How to play Cribbage
Cribbage is one of the oldest card games still in wide play — invented by the English poet Sir John Suckling in the 1600s and a fixture of pubs and kitchen tables ever since. Its charm is the two-stage scoring: you peg points during a quick tactical "play", then count your hand again for combinations. It rewards a good eye for fifteens and runs, and it's just as much fun solo against a bot as across a board.
Goal
Be the first to 121 points. You score by pegging during the play and by counting your hand (and, when you're the dealer, the bonus "crib") at the show.
The deal & the crib
Each player is dealt six cards and discards two face-down to the crib — a bonus fifth hand that belongs to the dealer. Choose your two carefully: throwing strong cards into your own crib helps you, but into your opponent's crib it helps them. A starter card is then cut; if it's a Jack, the dealer pegs 2 ("his heels").
The play (pegging)
- Take turns laying a card, adding its value to a running count (face cards are 10, ace is 1). You can't take the count past 31.
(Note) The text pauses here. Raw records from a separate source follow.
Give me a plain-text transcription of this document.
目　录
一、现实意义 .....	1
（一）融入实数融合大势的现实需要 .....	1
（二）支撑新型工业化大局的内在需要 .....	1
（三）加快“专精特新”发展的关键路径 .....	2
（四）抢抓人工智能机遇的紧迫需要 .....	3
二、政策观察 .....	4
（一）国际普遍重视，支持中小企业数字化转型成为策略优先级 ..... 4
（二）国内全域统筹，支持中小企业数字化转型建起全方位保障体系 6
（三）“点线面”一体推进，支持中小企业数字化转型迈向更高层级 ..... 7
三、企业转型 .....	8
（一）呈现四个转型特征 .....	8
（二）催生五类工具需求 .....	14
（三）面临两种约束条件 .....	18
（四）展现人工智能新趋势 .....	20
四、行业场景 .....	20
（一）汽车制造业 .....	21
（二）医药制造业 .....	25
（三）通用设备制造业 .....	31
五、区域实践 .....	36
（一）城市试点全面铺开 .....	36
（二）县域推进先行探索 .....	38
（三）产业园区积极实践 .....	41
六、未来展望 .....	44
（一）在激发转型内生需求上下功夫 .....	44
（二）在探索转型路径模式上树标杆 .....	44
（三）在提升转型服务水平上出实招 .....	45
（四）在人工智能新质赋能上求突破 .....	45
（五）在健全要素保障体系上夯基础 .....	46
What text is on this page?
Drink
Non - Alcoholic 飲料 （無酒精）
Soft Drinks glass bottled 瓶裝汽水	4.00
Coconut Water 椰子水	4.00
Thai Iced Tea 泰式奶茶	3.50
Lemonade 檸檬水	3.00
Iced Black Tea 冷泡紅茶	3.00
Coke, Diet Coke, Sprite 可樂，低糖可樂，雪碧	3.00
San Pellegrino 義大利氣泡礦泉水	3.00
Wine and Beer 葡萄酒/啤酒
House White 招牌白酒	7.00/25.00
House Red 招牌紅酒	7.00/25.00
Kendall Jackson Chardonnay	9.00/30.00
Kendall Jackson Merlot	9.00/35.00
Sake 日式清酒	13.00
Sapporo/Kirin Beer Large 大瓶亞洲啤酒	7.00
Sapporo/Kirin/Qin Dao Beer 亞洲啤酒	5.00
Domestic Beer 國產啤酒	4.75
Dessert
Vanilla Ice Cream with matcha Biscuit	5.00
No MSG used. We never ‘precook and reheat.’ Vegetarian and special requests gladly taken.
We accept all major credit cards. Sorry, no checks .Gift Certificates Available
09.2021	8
- Peg 2 for making the count exactly 15 or 31, 2 for a pair (6 for three of a kind, 12 for four), and the length of any run of three or more.
- If you can't play without busting 31 you call "Go"; your opponent pegs 1 for the go (or for the last card of the round), and a fresh count begins.
The show
When all cards are played, each hand is counted with the starter as a shared fifth card — first the non-dealer, then the dealer, then the crib. Score 2 for every combination of cards totalling 15, 2 per pair, the length of each run, 4 or 5 for a flush, and 1 for "his nobs" — a Jack in hand matching the starter's suit. Counting first matters: if both of you would cross 121, the non-dealer wins by pegging out first. Hunt for cards that combine three ways at once — a 5 next to tens and a Jack is cribbage gold. G calls go, N starts a new game.